Das britische Parlament hat sich am Mittwochabend gegen einen EU-Austritt ohne Vertrag ausgesprochen. Am Donnerstag will May das Parlament ein drittes Mal über das von ihr ausgehandelte Abkommen mit der EU abstimmen lassen.

Damit wird die Regierung dazu aufgerufen, einen ungeordneten Austritt grundsätzlich zu vermeiden.

Die EU-Kommission nimmt das Ergebnis zur Kenntnis. Sie weist darauf hin, dass es juristisch gesehen nicht ausreicht, gegen einen Austritt ohne Abkommen zu stimmen, um diesen abzuwenden: Man müsse dafür eine Vereinbarung annehmen. Die EU sei auf beide Möglichkeiten vorbereitet, ein Brexit mit einem Abkommen oder ohne.

Der geänderte Antrag wird angenommen. Das Parlament habe mit klarer Mehrheit gegen einen Austritt ohne ein Abkommen gestimmt, erklärte Premierministerin May. Sie weist allerdings auf die Gesetzeslage hin: Ohne Einigung werde der Austritt trotzdem am 29. März stattfinden.

Nach der Abstimmung teilte May mit, dass sie das Parlament ein drittes Mal über das von ihr ausgehandelte Abkommen mit der EU abstimmen lassen will. Einen entsprechenden Antrag für ein solches Votum bis zum 20. März will May am Donnerstag den Abgeordneten vorlegen, wie die Regierung am Mittwochabend mitteilte. Das Abkommen war bereits zwei Mal im britischen Unterhaus gescheitert. Sollte das Abkommen diesmal angenommen werden, würde May die EU-Staats- und Regierungschefs um einen kurzen Aufschub für den Brexit bis zum 30. Juni bitten. Sollte das Abkommen erneut abgelehnt werden, müsste der bisher für den 29. März vorgesehene Brexit über den 30. Juni hinaus verschoben werden und dies hätte die Beteiligung Großbritanniens an den Europawahlen zur Folge, wie aus dem Antrag hervorgeht.

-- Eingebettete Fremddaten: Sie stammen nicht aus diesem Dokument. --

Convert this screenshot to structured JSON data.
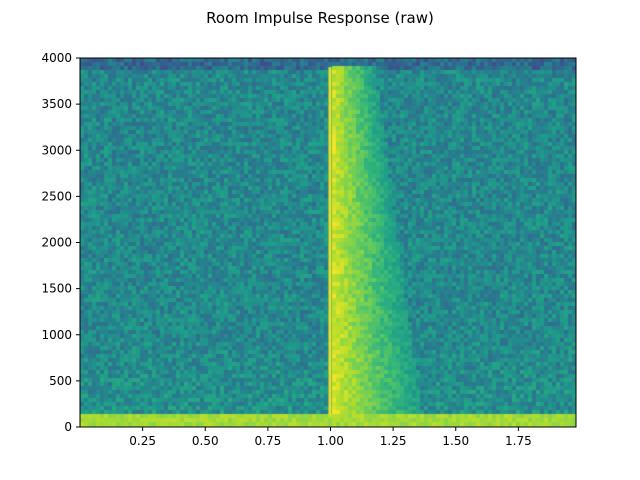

Das Pfund legt nach der Abstimmung zum Dollar zu und erreicht den Höchststand des Tages.

Theresa May muss sich nach der Brexit-Schlappe Fragen stellen

Der Beschluss ist nicht rechtlich bindend, hat aber politisches Gewicht als Handlungsanweisung für die Regierung.

Die britische Premierministerin Theresa May hatte zuvor deutlich gemacht, dass sie einen geordneten Brexit bevorzugt. Den Austritt ohne Abkommen will sie aber nur für den 29. März ausschließen, nicht jedoch für die Zeit danach. Beobachter glauben, dass sich May das Druckmittel des „No Deal“ für eine mögliche dritte Abstimmung über ihr Abkommen in der Hinterhand halten will.

Am Donnerstag dürfen die Abgeordneten erneut ihre Stimmen abgeben: Es geht es voraussichtlich um die Frage, ob das Königreich die EU um eine Verschiebung des dann noch 15 Tage entfernten Brexitdatums 29. März bitten soll.